Democracy or Dictatorship: Common Man’s Perspective
March 25, 2011
A day beginning with disturbing as well as amusing scenes of the ex- minster for religious affairs being arrested for corruption and ending with thundering threats by PML N to the government, is meanwhile all too common for us Pakistanis. The three years of the current government are marked with a number of Cs: Catchphrases, Conflicts and Corruption. And the combination of these Cs has only added to the frustrations of the common man besides aggravating the basic issues of governance. Such a situation with increasing terrorist activities and drastic economic conditions has prompted comparisons of the government with the days of General Musharraf.
This in itself is an alarming situation as the frustrated masses are calling upon the government to stand down and hold early elections as the government has miserably failed to deliver and fulfill the promises it made soon after coming into power. On the other hand, the self proclaimed revolutionaries, notably Altaf Hussain, are calling upon the army to take over the responsibility of supporting a revolution in Pakistan. This scenario is has led to a torrid situation for the government.
Shimon Peres once said “Television has made dictatorship impossible, but democracy unbearable.” This quote on one hand highlights the negativity of both dictatorship and democracy, but on the other, indicates that democracy is a lesser evil than dictatorship. Media boom has brought a mammoth social change in Pakistan. Any person associated with the government is held accountable to the masses through evolving media of Pakistan. It is very difficult to overlook the misgovernance and corruption in the presence of the current private electronic media. Every incident exposed by the media has made it unbearable for the masses to ignore the inability and mismanagement of the current government. The “Roti Kapra Makan” slogan used by the PPP government was nothing but a phrase used to dwell on popular support. The Reconciliation philosophy, initiated by Benazir Bhutto, was implemented, but only for personal gains of the ruling elite. The change promised by the ruling parties before the elections, proved to be a pie in the sky.
A daily- wage worker is neither concerned with the high level meetings taking place in five star hotels, nor is he interested in the much-hyped 18th amendment. The only thing that the common man is seized with is to ensure two meals a day for his family, basic health and perhaps better education opportunities. Democracy or dictatorship matter little to the economically marginalized masses. For them mere survival is the most pressing issue at hand. Keeping this thing in mind, the current government is not enjoying the popularity which the Musharraf regime used to enjoy in its initial phase.
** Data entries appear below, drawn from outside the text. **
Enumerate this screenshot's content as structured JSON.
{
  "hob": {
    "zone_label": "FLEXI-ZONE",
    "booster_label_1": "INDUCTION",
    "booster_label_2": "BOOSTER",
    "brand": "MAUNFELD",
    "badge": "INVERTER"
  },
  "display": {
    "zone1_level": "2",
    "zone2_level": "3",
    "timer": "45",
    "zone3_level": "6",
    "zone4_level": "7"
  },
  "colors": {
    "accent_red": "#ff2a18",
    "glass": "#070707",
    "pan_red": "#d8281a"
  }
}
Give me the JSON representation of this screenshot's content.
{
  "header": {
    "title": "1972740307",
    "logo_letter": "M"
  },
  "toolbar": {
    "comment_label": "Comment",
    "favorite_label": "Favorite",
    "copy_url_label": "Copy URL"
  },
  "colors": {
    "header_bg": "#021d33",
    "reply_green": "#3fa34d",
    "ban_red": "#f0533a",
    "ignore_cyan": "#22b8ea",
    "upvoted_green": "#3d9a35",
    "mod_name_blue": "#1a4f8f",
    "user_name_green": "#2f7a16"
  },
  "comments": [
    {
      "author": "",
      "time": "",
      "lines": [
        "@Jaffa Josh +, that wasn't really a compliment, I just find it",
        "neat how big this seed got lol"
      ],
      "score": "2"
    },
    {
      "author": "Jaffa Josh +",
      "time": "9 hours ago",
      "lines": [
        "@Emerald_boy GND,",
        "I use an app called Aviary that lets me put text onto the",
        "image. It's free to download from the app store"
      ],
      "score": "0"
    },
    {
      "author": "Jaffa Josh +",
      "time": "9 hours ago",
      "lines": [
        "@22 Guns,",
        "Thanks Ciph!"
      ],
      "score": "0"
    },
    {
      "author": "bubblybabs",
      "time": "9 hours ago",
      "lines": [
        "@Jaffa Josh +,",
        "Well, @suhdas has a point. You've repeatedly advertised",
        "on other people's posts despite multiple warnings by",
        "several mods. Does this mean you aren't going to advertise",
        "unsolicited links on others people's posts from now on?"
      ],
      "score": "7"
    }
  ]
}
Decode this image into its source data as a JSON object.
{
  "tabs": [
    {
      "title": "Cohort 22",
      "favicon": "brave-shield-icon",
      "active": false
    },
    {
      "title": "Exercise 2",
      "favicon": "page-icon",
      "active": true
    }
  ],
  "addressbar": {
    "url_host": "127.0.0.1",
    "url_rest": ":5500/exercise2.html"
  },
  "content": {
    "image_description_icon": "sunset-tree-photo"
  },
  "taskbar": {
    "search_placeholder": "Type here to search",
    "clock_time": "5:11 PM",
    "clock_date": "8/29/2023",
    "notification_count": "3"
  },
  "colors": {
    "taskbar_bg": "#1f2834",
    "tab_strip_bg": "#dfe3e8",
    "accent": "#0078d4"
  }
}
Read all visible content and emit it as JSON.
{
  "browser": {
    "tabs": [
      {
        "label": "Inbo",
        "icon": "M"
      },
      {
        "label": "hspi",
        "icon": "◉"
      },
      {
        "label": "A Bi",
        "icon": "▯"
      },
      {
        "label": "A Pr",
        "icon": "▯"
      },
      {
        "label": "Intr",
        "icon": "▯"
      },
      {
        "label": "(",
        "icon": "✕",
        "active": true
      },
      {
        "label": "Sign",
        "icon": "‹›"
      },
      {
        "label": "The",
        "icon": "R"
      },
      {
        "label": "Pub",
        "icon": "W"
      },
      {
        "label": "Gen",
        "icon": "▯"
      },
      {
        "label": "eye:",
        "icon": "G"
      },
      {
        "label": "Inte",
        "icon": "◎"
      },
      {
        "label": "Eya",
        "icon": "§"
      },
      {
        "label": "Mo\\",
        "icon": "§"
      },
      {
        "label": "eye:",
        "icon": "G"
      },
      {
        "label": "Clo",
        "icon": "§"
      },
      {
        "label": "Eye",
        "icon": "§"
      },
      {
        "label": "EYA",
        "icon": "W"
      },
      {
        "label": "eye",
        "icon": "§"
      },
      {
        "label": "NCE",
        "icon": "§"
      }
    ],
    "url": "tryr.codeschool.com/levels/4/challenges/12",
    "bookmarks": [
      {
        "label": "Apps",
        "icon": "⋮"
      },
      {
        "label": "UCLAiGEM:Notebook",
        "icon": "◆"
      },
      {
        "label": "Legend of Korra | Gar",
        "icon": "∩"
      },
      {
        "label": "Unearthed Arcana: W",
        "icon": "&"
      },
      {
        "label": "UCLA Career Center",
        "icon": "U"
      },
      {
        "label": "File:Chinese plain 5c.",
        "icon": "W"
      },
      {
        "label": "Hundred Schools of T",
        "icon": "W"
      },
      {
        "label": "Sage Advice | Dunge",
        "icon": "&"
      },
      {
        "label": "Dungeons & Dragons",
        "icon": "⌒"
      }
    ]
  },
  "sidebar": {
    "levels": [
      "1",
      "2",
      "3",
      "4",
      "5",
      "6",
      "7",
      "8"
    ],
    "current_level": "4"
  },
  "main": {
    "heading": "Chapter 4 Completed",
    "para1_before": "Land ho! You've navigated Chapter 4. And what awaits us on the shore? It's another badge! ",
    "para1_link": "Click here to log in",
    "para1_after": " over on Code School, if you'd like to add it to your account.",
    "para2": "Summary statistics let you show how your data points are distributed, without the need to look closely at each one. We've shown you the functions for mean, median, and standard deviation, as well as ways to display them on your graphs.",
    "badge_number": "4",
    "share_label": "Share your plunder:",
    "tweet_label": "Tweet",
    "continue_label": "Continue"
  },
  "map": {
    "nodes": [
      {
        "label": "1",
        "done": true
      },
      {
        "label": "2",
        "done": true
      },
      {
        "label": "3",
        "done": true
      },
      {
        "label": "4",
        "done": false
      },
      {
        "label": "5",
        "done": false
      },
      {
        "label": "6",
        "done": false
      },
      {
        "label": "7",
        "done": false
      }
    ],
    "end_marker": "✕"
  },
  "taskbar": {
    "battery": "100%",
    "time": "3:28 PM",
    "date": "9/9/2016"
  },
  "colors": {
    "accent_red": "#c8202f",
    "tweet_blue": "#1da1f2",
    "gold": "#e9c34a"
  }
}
All developed states have laid down their foundations on strong political structure along with providing basic facilities to its citizens, but the current government has not made a substantive progress in this regards. The increasing protocol culture is another criticism made on the current government that has sustained even in adverse economic situation.
Further adding to the miseries of a common man, the terrorist attacks are frequently haunting the lower class. The basic commodities such as rice, flour, sugar and edible oil are increasingly getting out of the common man’s reach. Government has little control over prices, or even on smuggling of food items to Afghanistan via Torkham border that has in turn resulted in inflation and added to the spiral of raging prices. Most of government jobs in all the provinces usually go to those affiliated with ruling parties. Those who are not affiliated to any party, even if talented and skilled, are forced to bribe for getting jobs. Philanthropists with no party affiliations usually have little chance of benefiting from the national and foreign resources meant for socio-economic development. Opposition itself is playing a Wait and Watch game, knowing the extension of current government would benefit them in the long run.
The above mentioned issues are just a few reflections on the plight of the common man. Yet many other factors, such as the target killings in Karachi, Balochistan revolt and load shedding crisis add to the ineptness of the present government. There won’t be a single person supporting the revival of Dictatorship in Pakistan, yet many commoners are of the opinion that the dictatorship era provided them with better living opportunities and they were at ease. Democracy is a cornerstone for development of any state or society and dictatorship should not even be considered a last option. But if democracy in present form continues, the man on the street would obviously grow impatient with the rulers and probably would not care as to who comes next. The man on the street needs food, shelter and education for the family and would probably favor anybody who ensures these fundamental needs. Although the current government has had a few achievements to its name, such as the NFC award, Swat Operation and the 18th amendment, these achievements cannot substitute the basic necessities of a common man and ignoring these can prove to be a last nail in the coffin for the current government.